Per tutta la vita, in effetti, Manzoni sostiene con decisione e coerenza l’ideale dell’Unità d’Italia, sin dai tempi in cui questo non era ancora diventato patrimonio largamente condiviso: il suo incitamento al riscatto nazionale è unito sempre alla riflessione etica, all’interno di una prospettiva cristiana, che nella liberazione dei popoli coglie una superiore volontà divina. La prima occasione per esprimere i propri sentimenti patriottici gli è offerta dalla caduta di Napoleone, da cui scaturisce la canzone Aprile 1814. Poco più tardi, nel 1815, l’appello di Gioacchino Murat agli italiani lo induce a scrivere Il proclama di Rimini, lasciato incompiuto al momento della vittoria degli austriaci.
MARZO 1821
Un appello di patriottismo Di maggiore interesse è Marzo 1821, un’ode anch’essa composta in un frangente drammatico, in occasione dei moti carbonari che di lì a poco saranno repressi con violenza. Manzoni immagina che l’esercito piemontese di Carlo Alberto abbia oltrepassato il Ticino, e auspica che mai più il fiume costituisca il confine con la Lombardia soggetta all’Impero austriaco.

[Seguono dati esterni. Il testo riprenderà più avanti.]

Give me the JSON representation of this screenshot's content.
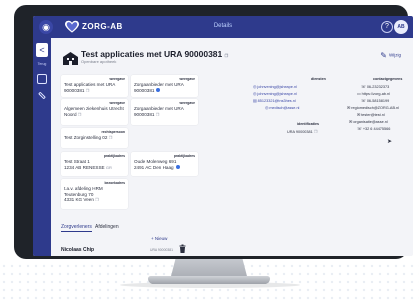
{
  "header": {
    "app_icon": "app-icon",
    "logo_text": "ZORG-AB",
    "title": "Details",
    "help_label": "?",
    "user_initials": "AB"
  },
  "sidebar": {
    "back_glyph": "<",
    "item_label": "Terug"
  },
  "page": {
    "title": "Test applicaties met URA 90000381",
    "subtitle": "Openbare apotheek",
    "edit_label": "Wijzig"
  },
  "cards": {
    "weergave_label": "weergave",
    "c1_value": "Test applicaties met URA 90000381",
    "c2_value": "Zorgaanbieder met URA 90000381",
    "c3_value": "Algemeen ziekenhuis Utrecht Noord",
    "c4_value": "Zorgaanbieder met URA 90000381",
    "rechtspersoon_label": "rechtspersoon",
    "rechtspersoon_value": "Test Zorginstelling 02",
    "praktijkadres_label": "praktijkadres",
    "p1_line1": "Test Straat 1",
    "p1_line2": "1234 AB RENESSE",
    "p1_tag": "GR",
    "p2_line1": "Oude Molenweg 691",
    "p2_line2": "2491 AC Den Haag",
    "bezoekadres_label": "bezoekadres",
    "b_line1": "t.a.v. afdeling HRM",
    "b_line2": "Teutenburg 70",
    "b_line3": "4331 KG Veen"
  },
  "contacts": {
    "diensten_header": "diensten",
    "diensten": [
      "johnvening@jsheape.nl",
      "johnvening@jsheape.nl",
      "85123321@tns3hes.nl",
      "medisch@asse.nl"
    ],
    "identificaties_header": "identificaties",
    "identificaties": [
      "URA 90000381"
    ],
    "contactgegevens_header": "contactgegevens",
    "contactgegevens": [
      "06-23232373",
      "https://zorg-ab.nl",
      "06-58158199",
      "regiomedisch@ZORG-AB.nl",
      "tester@test.nl",
      "organisatie@asse.nl",
      "+32 6 44475566"
    ]
  },
  "tabs": {
    "active": "Zorgverleners",
    "other": "Afdelingen"
  },
  "list": {
    "new_label": "+ Nieuw",
    "rows": [
      {
        "name": "Nicolaas Chip",
        "code": "URA 90000381"
      }
    ]
  },
  "colors": {
    "brand": "#2e3a8c",
    "accent": "#3a6fe0",
    "background": "#f3f4f8"
  }
}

Il testo è disseminato di apostrofi minacciose agli stranieri e di esortazioni agli abitanti dell’Italia: «O compagni sul letto di morte / o fratelli su libero suol». L’idea di patria si compendia in una formula divenuta celeberrima: «una d’arme, di lingua, d’altare, / di memorie, di sangue e di cor». L’autore individua cioè l’unità ideale della nazione nella comunanza degli eserciti, della lingua parlata, della religione professata, delle memorie storiche, dell’etnia e dei sentimenti profondi di un popolo. Questi versi diventarono una bandiera del patriottismo risorgimentale nel 1848, quando – dopo le Cinque Giornate di Milano – l’ode, fino ad allora rimasta prudentemente chiusa in un cassetto della scrivania del poeta, poté finalmente andare in stampa.
Il cinque maggio
Scritta di getto nell’estate del 1821, alla notizia della morte di Napoleone, l’ode riassume la vicenda terrena dell’imperatore in versi divenuti proverbiali, sin dal celeberrimo attacco: «Ei fu». Orazione funebre, coro di una tragedia non scritta, inno sacro per il più laico degli eroi moderni, Il cinque maggio è il primo componimento in cui Manzoni scrive di Napoleone, che era stato già ritratto in vita da grandi poeti italiani tra cui Monti, Foscolo, Porta.
La Grazia che riscatta Ci troviamo dinanzi a un eroe colto non nel cuore delle sue imprese fulminanti, ma nel momento della sconfitta, che assume tratti provvidenziali. Dalla nascita modesta alle glorie raccolte in tutto il mondo, la parabola di un’esistenza eccezionale si conclude con l’oltraggio dell’esilio, che tuttavia consente a Napoleone di riconoscere la miseria dell’effimera esistenza umana. «Fu vera gloria?» è la domanda che il poeta pone a proposito delle sue imprese politiche e militari: ai suoi occhi la sentenza che pronunceranno i posteri conta infinitamente meno del giudizio di Dio.
La morte di un grande protagonista della Storia costituisce così l’occasione per meditare sul valore da attribuire alla gloria mondana: l’autore esalta in tal modo l’intervento della Grazia, che giunge a confortare con la sua presenza la solitudine di un’anima transitata dalle luci del trionfo all’ombra della prigionia.